The New Atheism and Elections

It seems a particular point of contention among the New Atheists that the American public isn’t willing to vote for an atheist president. While there is definitely undue judgment directed at atheists in our culture, I’ve never understood this complaint.

It is not enough to glibly compare atheism to having dark skin. The entire concept of democracy rests on the people selecting a leader who shares their values. To suggest that religious conviction is not relevant to that selection is to presume atheism.

I’ve heard many from this group that they would vote for any candidate that is atheist, then immediately chide the religious for taking the same approach (voting exclusively for theists).

Traditionally, atheists seemed to understand this. They knew they were in an ideological minority, and didn’t demand that others vote against their own belief systems, just as I don’t demand that others vote for candidates who support my minority positions.
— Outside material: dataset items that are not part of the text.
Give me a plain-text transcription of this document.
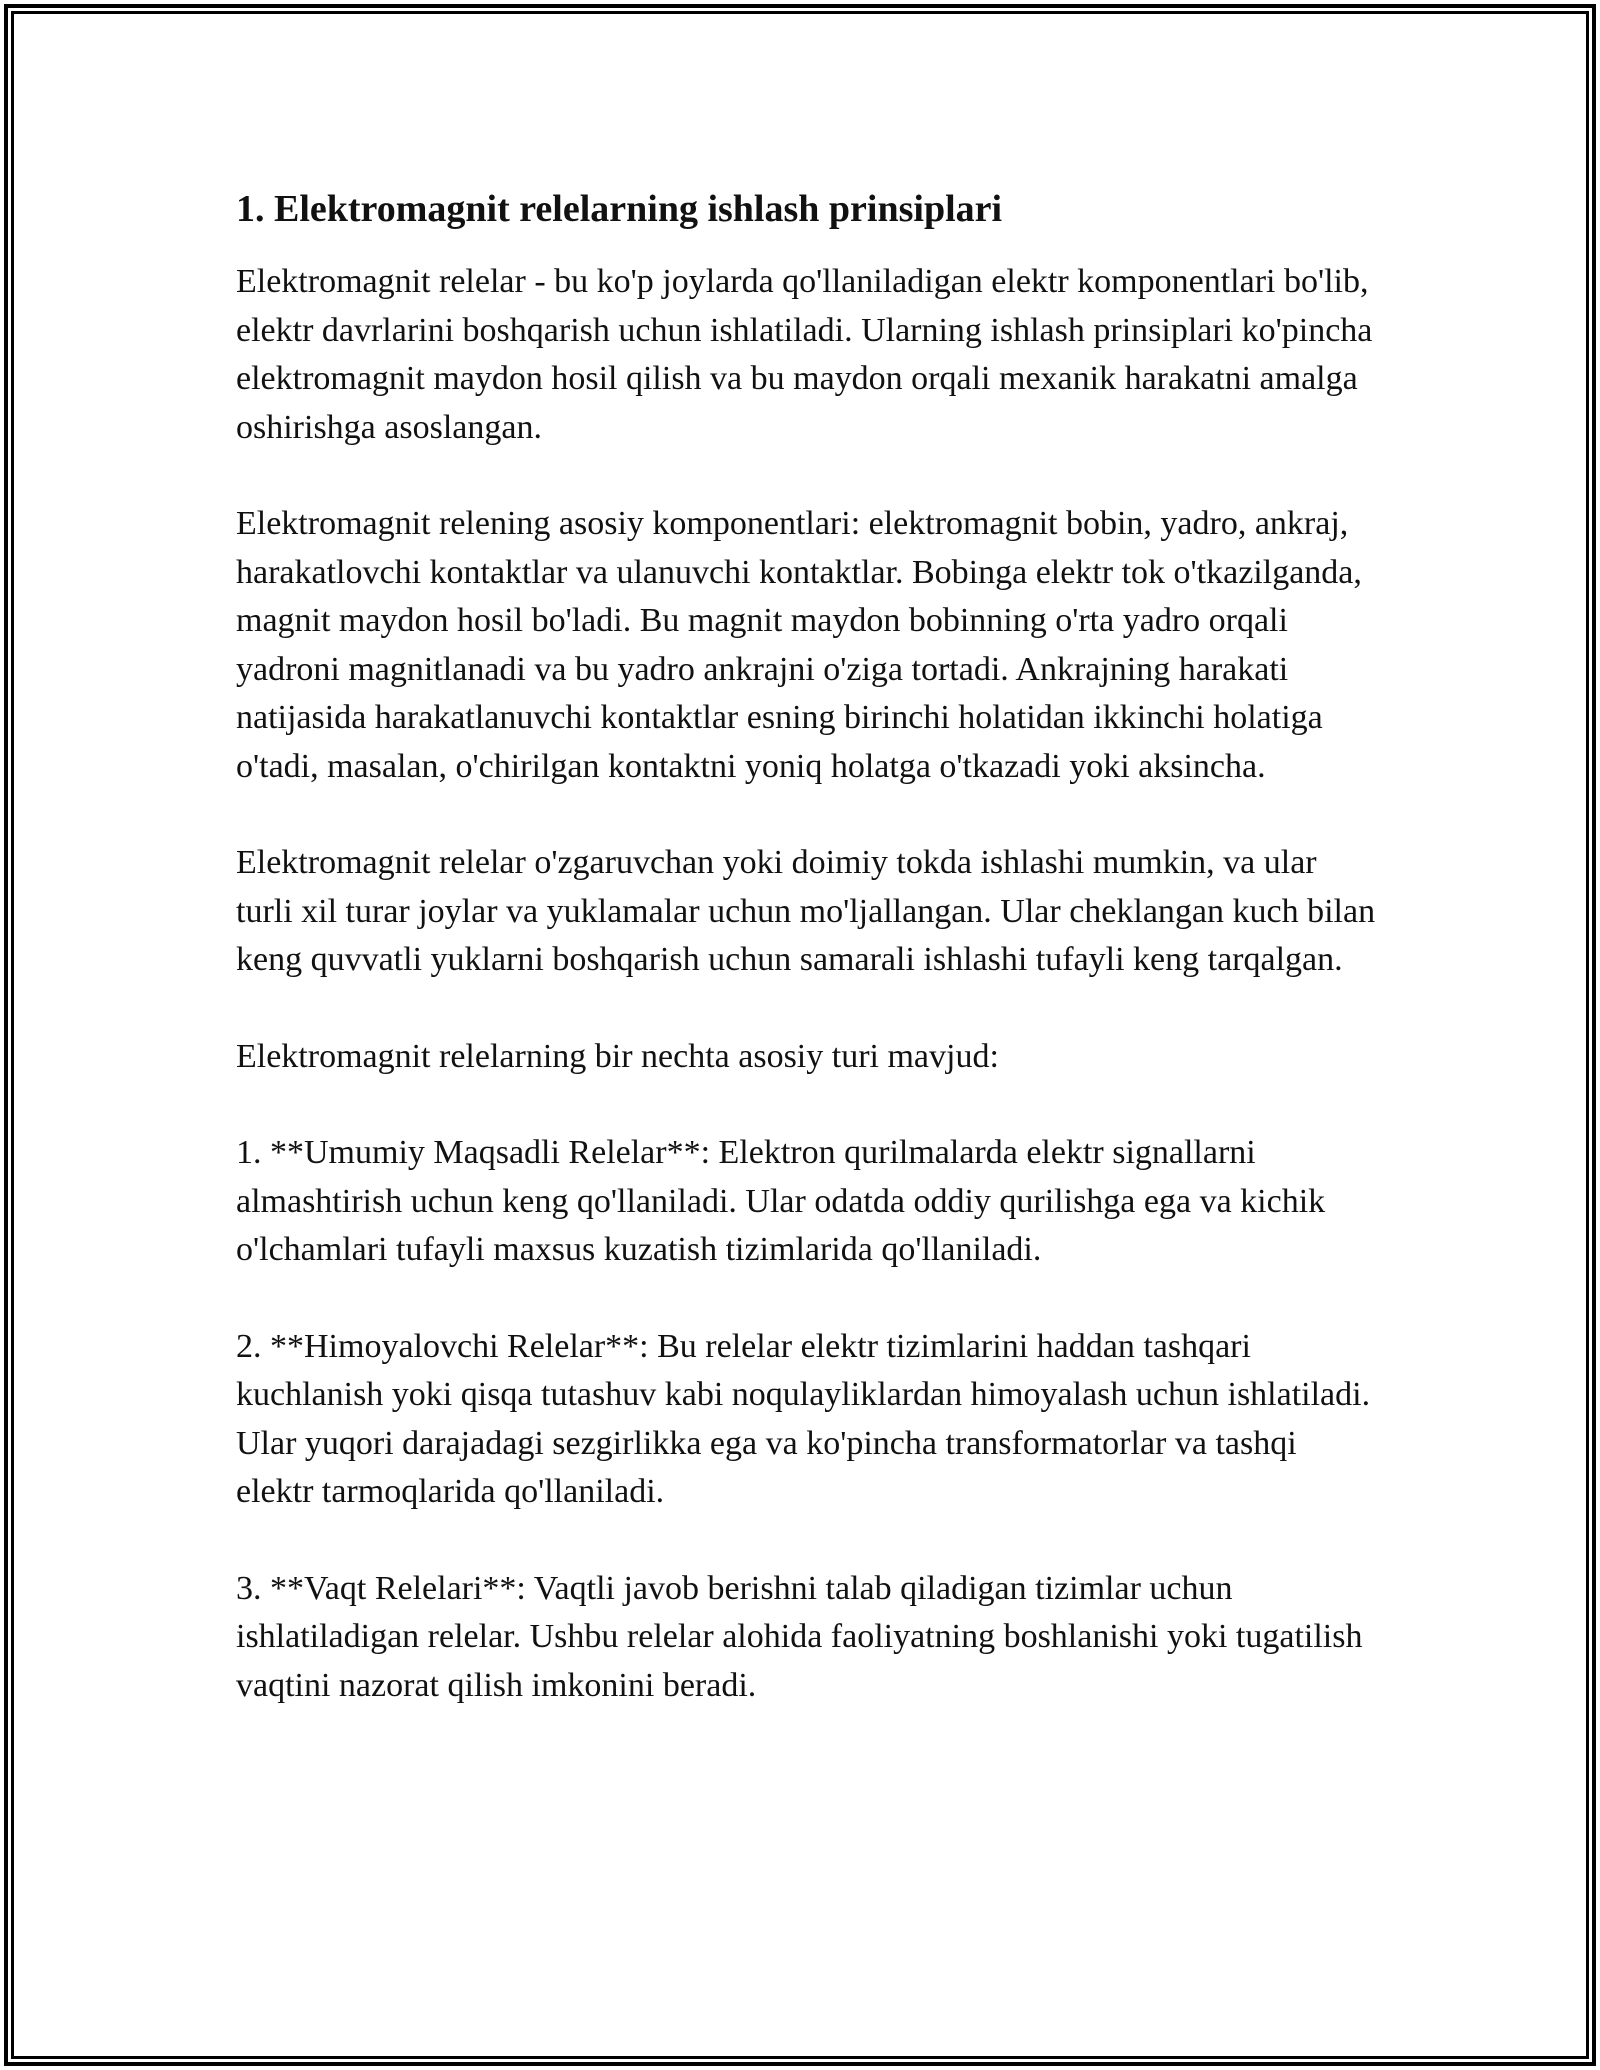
1. Elektromagnit relelarning ishlash prinsiplari

Elektromagnit relelar - bu ko'p joylarda qo'llaniladigan elektr komponentlari bo'lib, elektr davrlarini boshqarish uchun ishlatiladi. Ularning ishlash prinsiplari ko'pincha elektromagnit maydon hosil qilish va bu maydon orqali mexanik harakatni amalga oshirishga asoslangan.

Elektromagnit relening asosiy komponentlari: elektromagnit bobin, yadro, ankraj, harakatlovchi kontaktlar va ulanuvchi kontaktlar. Bobinga elektr tok o'tkazilganda, magnit maydon hosil bo'ladi. Bu magnit maydon bobinning o'rta yadro orqali yadroni magnitlanadi va bu yadro ankrajni o'ziga tortadi. Ankrajning harakati natijasida harakatlanuvchi kontaktlar esning birinchi holatidan ikkinchi holatiga o'tadi, masalan, o'chirilgan kontaktni yoniq holatga o'tkazadi yoki aksincha.

Elektromagnit relelar o'zgaruvchan yoki doimiy tokda ishlashi mumkin, va ular turli xil turar joylar va yuklamalar uchun mo'ljallangan. Ular cheklangan kuch bilan keng quvvatli yuklarni boshqarish uchun samarali ishlashi tufayli keng tarqalgan.

Elektromagnit relelarning bir nechta asosiy turi mavjud:

1. **Umumiy Maqsadli Relelar**: Elektron qurilmalarda elektr signallarni almashtirish uchun keng qo'llaniladi. Ular odatda oddiy qurilishga ega va kichik o'lchamlari tufayli maxsus kuzatish tizimlarida qo'llaniladi.

2. **Himoyalovchi Relelar**: Bu relelar elektr tizimlarini haddan tashqari kuchlanish yoki qisqa tutashuv kabi noqulayliklardan himoyalash uchun ishlatiladi. Ular yuqori darajadagi sezgirlikka ega va ko'pincha transformatorlar va tashqi elektr tarmoqlarida qo'llaniladi.

3. **Vaqt Relelari**: Vaqtli javob berishni talab qiladigan tizimlar uchun ishlatiladigan relelar. Ushbu relelar alohida faoliyatning boshlanishi yoki tugatilish vaqtini nazorat qilish imkonini beradi.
There is the irony, of course. Atheists are beginning to call themselves an oppressed minority which has been wrongly accused of being evil at precisely the historical moment in which their numbers are exploding and their civility toward theists is plummeting.

I, for one, am more impressed with the moral courage of those atheists who are willing to assert and defend the notion that God does not exist than those who simply claim to “lack belief” (as most New Atheists do). I am more pleased with the kindness of those who treat me with respect than with those who insult my intelligence simply because I disagree with them. I listen more intently to the arguments of those who have taken the time to understand theology than those who see no difference between an eighteenth century deist God and the God of Christianity (and show no interest in learning).
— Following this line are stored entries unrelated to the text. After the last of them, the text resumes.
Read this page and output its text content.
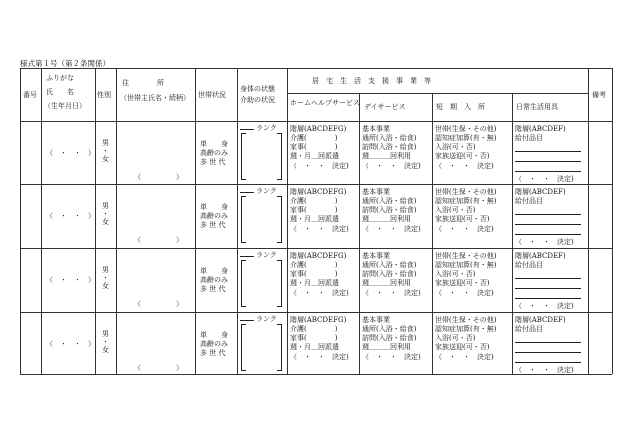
様式第１号（第２条関係）
番号
ふりがな
氏　　名
（生年月日）
性別
住　　　　所
（世帯主氏名・続柄） 世帯状況
身体の状態
介助の状況
居　宅　生　活　支　援　事　業　等
ホームヘルプサービス デイサービス	短　期　入　所	日常生活用具
備考
（　・　・　）
男
・
女
（　　　　　）
単　　身
高齢のみ
多 世 代
ランク 階層(ABCDEFG)
介護(　　　　)
家事(　　　　)
週・月＿回派遣
（　・　・　決定)
基本事業
通所(入浴・給食)
訪問(入浴・給食)
週＿＿＿回利用
（　・　・　決定)
世帯(生保・その他)
認知症加算(有・無)
入浴(可・否)
家族送迎(可・否)
（　・　・　決定)
階層(ABCDEF)
給付品目
（　・　・　決定)
（　・　・　）
男
・
女
（　　　　　）
単　　身
高齢のみ
多 世 代
ランク 階層(ABCDEFG)
介護(　　　　)
家事(　　　　)
週・月＿回派遣
（　・　・　決定)
基本事業
通所(入浴・給食)
訪問(入浴・給食)
週＿＿＿回利用
（　・　・　決定)
世帯(生保・その他)
認知症加算(有・無)
入浴(可・否)
家族送迎(可・否)
（　・　・　決定)
階層(ABCDEF)
給付品目
（　・　・　決定)
（　・　・　）
男
・
女
（　　　　　）
単　　身
高齢のみ
多 世 代
ランク 階層(ABCDEFG)
介護(　　　　)
家事(　　　　)
週・月＿回派遣
（　・　・　決定)
基本事業
通所(入浴・給食)
訪問(入浴・給食)
週＿＿＿回利用
（　・　・　決定)
世帯(生保・その他)
認知症加算(有・無)
入浴(可・否)
家族送迎(可・否)
（　・　・　決定)
階層(ABCDEF)
給付品目
（　・　・　決定)
（　・　・　）
男
・
女
（　　　　　）
単　　身
高齢のみ
多 世 代
ランク 階層(ABCDEFG)
介護(　　　　)
家事(　　　　)
週・月＿回派遣
（　・　・　決定)
基本事業
通所(入浴・給食)
訪問(入浴・給食)
週＿＿＿回利用
（　・　・　決定)
世帯(生保・その他)
認知症加算(有・無)
入浴(可・否)
家族送迎(可・否)
（　・　・　決定)
階層(ABCDEF)
給付品目
（　・　・　決定)
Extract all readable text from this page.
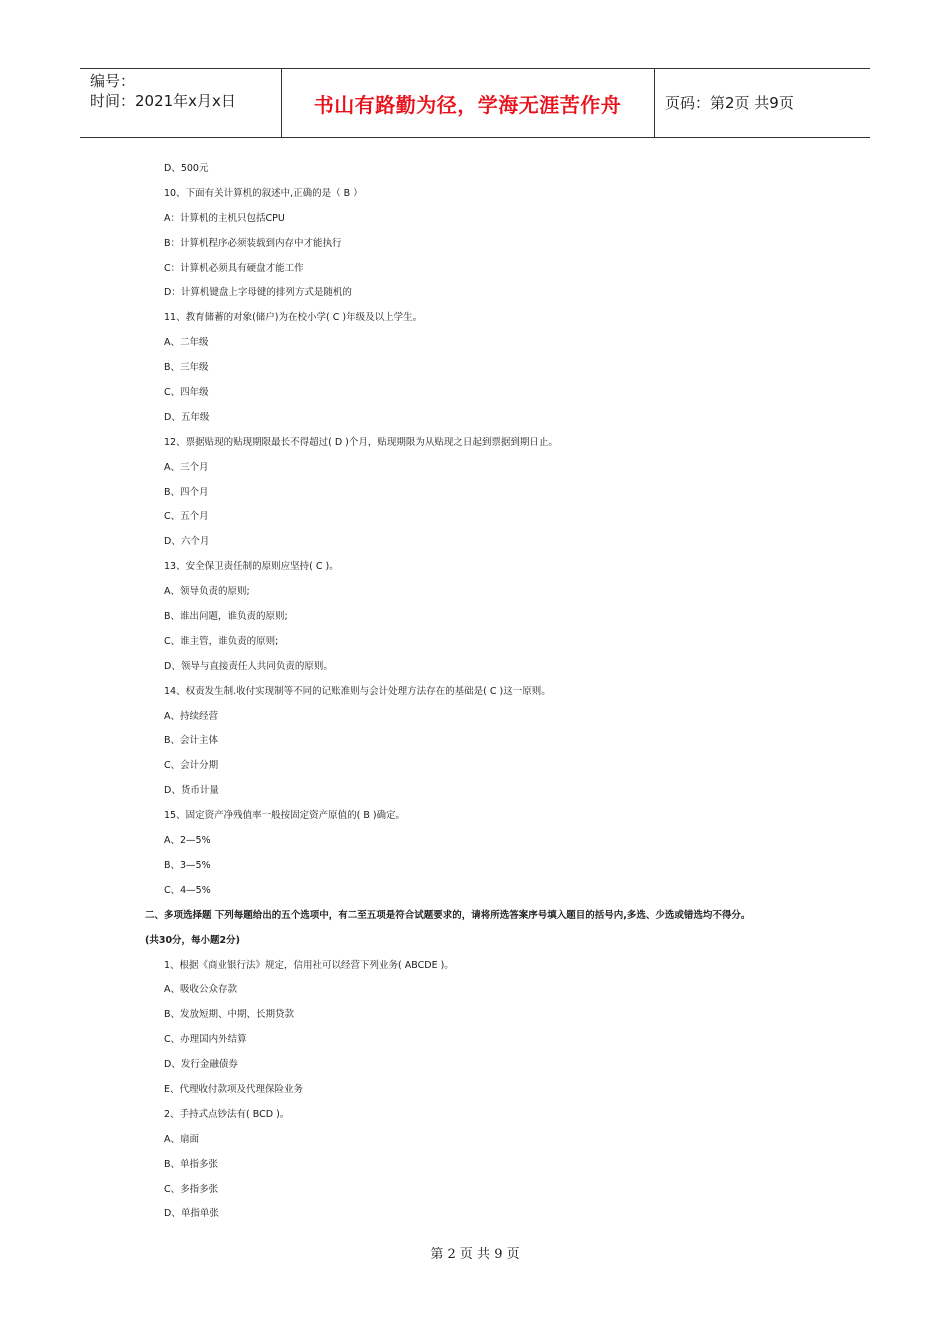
编号：
时间：2021年x月x日	书山有路勤为径，学海无涯苦作舟	页码：第2页 共9页
D、500元
10、下面有关计算机的叙述中,正确的是（ B ）
A：计算机的主机只包括CPU
B：计算机程序必须装载到内存中才能执行
C：计算机必须具有硬盘才能工作
D：计算机键盘上字母键的排列方式是随机的
11、教育储蓄的对象(储户)为在校小学( C )年级及以上学生。
A、二年级
B、三年级
C、四年级
D、五年级
12、票据贴现的贴现期限最长不得超过( D )个月，贴现期限为从贴现之日起到票据到期日止。
A、三个月
B、四个月
C、五个月
D、六个月
13、安全保卫责任制的原则应坚持( C )。
A、领导负责的原则;
B、谁出问题，谁负责的原则;
C、谁主管，谁负责的原则;
D、领导与直接责任人共同负责的原则。
14、权责发生制.收付实现制等不同的记账准则与会计处理方法存在的基础是( C )这一原则。
A、持续经营
B、会计主体
C、会计分期
D、货币计量
15、固定资产净残值率一般按固定资产原值的( B )确定。
A、2—5%
B、3—5%
C、4—5%
二、多项选择题 下列每题给出的五个选项中，有二至五项是符合试题要求的，请将所选答案序号填入题目的括号内,多选、少选或错选均不得分。
(共30分，每小题2分)
1、根据《商业银行法》规定，信用社可以经营下列业务( ABCDE )。
A、吸收公众存款
B、发放短期、中期、长期贷款
C、办理国内外结算
D、发行金融债券
E、代理收付款项及代理保险业务
2、手持式点钞法有( BCD )。
A、扇面
B、单指多张
C、多指多张
D、单指单张
第 2 页 共 9 页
The New Atheists, in fact, have been named by others because they can’t seem to understand these differences. To read their books, one is left with the impression that they see thoughtfulness as the act of rejecting religious belief and respect as the way one treats other atheists. I’ve seen no attempt, not even a feeble one, to understand what it is theists actually believe.

In short, while I’d definitely prefer a candidate who reflects my views, I would seriously consider voting for an atheist. What I will certainly never vote for, however, is a New Atheist.